Dimanche 12 avril 2015 - Deuxième dimanche de Pâques - Célébration communautaire du sacrement de l’onction des malades

Au grand soleil, le passage d’un nuage fait lever la tête

Actes 4,32-35 - Psaume 117,1-4,16-17,22-23 - 1 Jean 5,1-6 - Jean 20,19-31
dimanche 12 avril 2015.
 

Toute l’année nous vivons de la foi à la résurrection de Jésus, comme assoupis dans une certitude tranquille dont Pâques nous tire brusquement. Le jour le plus solennel serait donc un nuage troublant le ciel serein de l’année liturgique ? La fête entre les fêtes venant porter l’ombre d’un doute au cœur en paix des croyants, ce serait bien la peine !

De ce paradoxe, nous pouvons tirer un grand bienfait : celui de mesurer l’étendue et la profondeur de notre confiance ordinaire. Si nous vivons ainsi dans foi, c’est parce qu’il est ressuscité. Si nous croyons au Ressuscité toute l’année, c’est que lui-même est tout entier entré dans l’éternité : toute sa vie est assumée dans son corps glorieux, qui doit donc se comprendre en quatre dimensions : les trois de notre extension physique, plus celle du temps.

Quand nous nous inclinons devant la crèche, nous n’adorons pas un poupon de cire ou de plastique, ni un simple souvenir, mais bien, enfant, Jésus qui est ressuscité. Quand nous célébrons l’Eucharistie, nous rappelons la mort du Seigneur qui se produit alors pour nous. Quand l’un d’entre nous offre ses souffrances en communion avec celles du Christ, lui-même est présent, car celui qui a souffert est ressuscité. C’est pourquoi Jésus montre ses plaies à Thomas qui voulait les toucher, comme d’ailleurs il les avait montrées d’abord aux autres Apôtres.

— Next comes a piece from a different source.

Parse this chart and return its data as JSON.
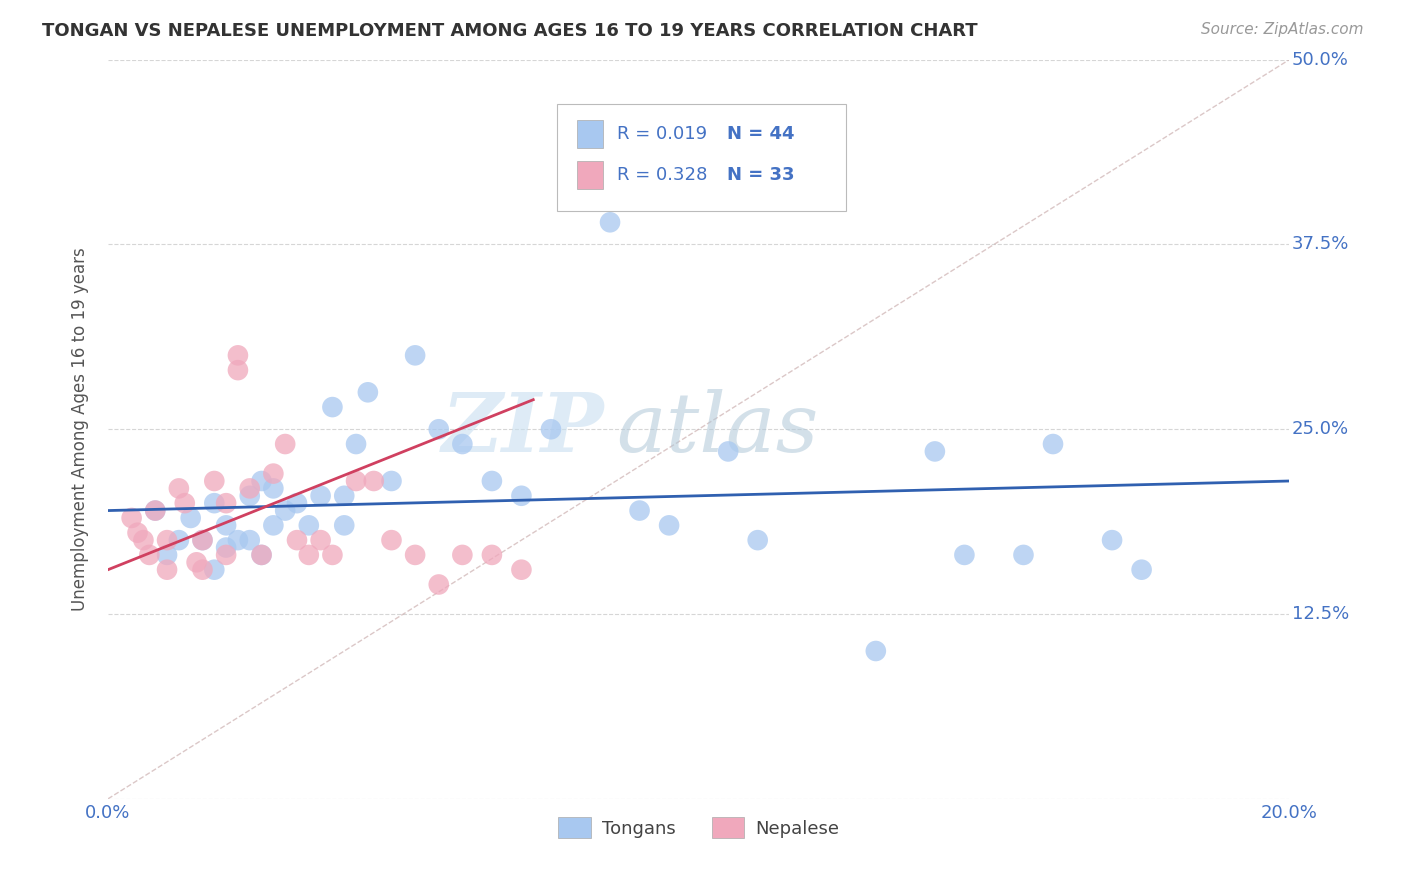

En effet, Jésus ressuscité se fait proche de chacun de nous à tout instant de notre vie. Il s’associe particulièrement à chaque moment de notre existence selon l’un des états de sa vie tout entière ressuscitée. C’est pourquoi, si nous l’accueillons, nous vivons nous aussi déjà ressuscités tous ces moments, jusqu’à la souffrance et la mort même. Pourtant, me direz-vous avec raison, « ressuscité, le Christ ne meurt plus : la mort n’a plus aucun pouvoir sur lui » ; il ne souffre plus non plus. Ces moments terribles de son existence ne sont ni oubliés ni répétés indéfiniment : ils sont transformés en ce pur amour dans lequel il les a vécus, et c’est cet amour qui est éternel. La résurrection, c’est l’amour. L’application de cet amour à nos existences à nous, c’est cela, la Miséricorde divine que nous fêtons aujourd’hui. C’est que, quand nous souffrons ou quand nous mourons, le moment de la souffrance ou de la mort du Seigneur est rendu présent à notre propre détresse pour l’habiter, la consoler et la transformer en pur amour.

Lui ne souffre plus, nous, si. Mais, nos souffrances, il les fait siennes. Nous complétons, comme dit l’Apôtre, « ce qui manque aux souffrances du Christ pour son corps qui est l’Église ». Ainsi, en nous, il souffre. Et, de même, en nous il meurt, bien qu’il ne puisse plus mourir. Mais il agit ainsi aussi pour nos joies et nos bonheurs : il les habite de sa propre personne de Ressuscité. Et ce n’est pas pour nous un moindre bénéfice : car nous avons autant besoin qu’il s’approprie nos succès et nos gloires, afin de nous préserver de tout orgueil et de toute tentation de nous suffire de nous-mêmes en l’abandonnant, lui, la source de tout bien.

C’est pourquoi, en toutes circonstances, heureuses ou malheureuses, comme Thomas et les autres Apôtres nous sommes renvoyés à la vie avec Jésus pour sortir de nos doutes et devenir croyants en sa miséricorde divine.

Quand les pires nuages d’orage s’amoncèlent sur sa vie, heureux celui qui lève la tête vers le Ressuscité : le soleil de son amour emplira son cœur et brillera pour tous ceux qui le verront.